User response will be measured through questionnaires and interaction with 
the library staff. It is anticipated that a real need exists for such a facility 
and that it will receive heavy use beginning with the 1972 fall semester. 



F. AUDIO-VISUAL ORIENTATION PROGRAM 



Staff Members 

Mr. J. J. Gardner 
Ms. M. P. Canfield 
Mr. J. M. Kyed 



Preparation of a sound-slide library orientation program is underway. 
Scripting has been based on records of frequently asked questions within the Barker 
Engineering Library but has emphasized library sources and services. The program 
is intended to be basic and introductory; it is hoped that users will become aware 
of the research potential of engineering libraries and rely on the point-of-use 
programs and librarians for more specific information. 

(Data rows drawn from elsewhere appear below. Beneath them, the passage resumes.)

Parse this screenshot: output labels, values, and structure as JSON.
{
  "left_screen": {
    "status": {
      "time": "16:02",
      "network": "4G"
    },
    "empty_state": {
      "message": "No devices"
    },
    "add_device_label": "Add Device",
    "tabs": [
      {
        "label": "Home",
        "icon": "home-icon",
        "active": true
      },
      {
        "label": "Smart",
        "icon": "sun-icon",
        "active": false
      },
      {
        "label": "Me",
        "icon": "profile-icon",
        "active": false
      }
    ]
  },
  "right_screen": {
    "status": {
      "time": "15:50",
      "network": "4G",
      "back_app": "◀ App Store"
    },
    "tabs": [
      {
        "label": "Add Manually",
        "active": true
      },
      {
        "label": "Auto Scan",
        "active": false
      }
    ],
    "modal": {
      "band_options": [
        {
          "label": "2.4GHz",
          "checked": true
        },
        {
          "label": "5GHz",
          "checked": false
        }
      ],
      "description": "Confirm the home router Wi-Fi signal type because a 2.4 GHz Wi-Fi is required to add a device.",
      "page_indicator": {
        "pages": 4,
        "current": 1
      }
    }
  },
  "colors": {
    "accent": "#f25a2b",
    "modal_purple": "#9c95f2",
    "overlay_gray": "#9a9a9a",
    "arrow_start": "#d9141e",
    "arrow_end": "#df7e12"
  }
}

The program will be available to users via a sound-slide unit designed for 
on-demand, continuous loop play. It will be located at the entrance to the library 
during all hours which the library is open. User evaluation will be gathered and 
measured via formal questionnaires. 

A major concern is that the program be specifically relevant to the Barker 
Engineering Library and adaptable to other engineering research libraries. Thus 
information specific to the Barker Library is scripted in such a way as to be easily 
edited for local differences; the emphasis is on reference sources available to 
all engineering libraries.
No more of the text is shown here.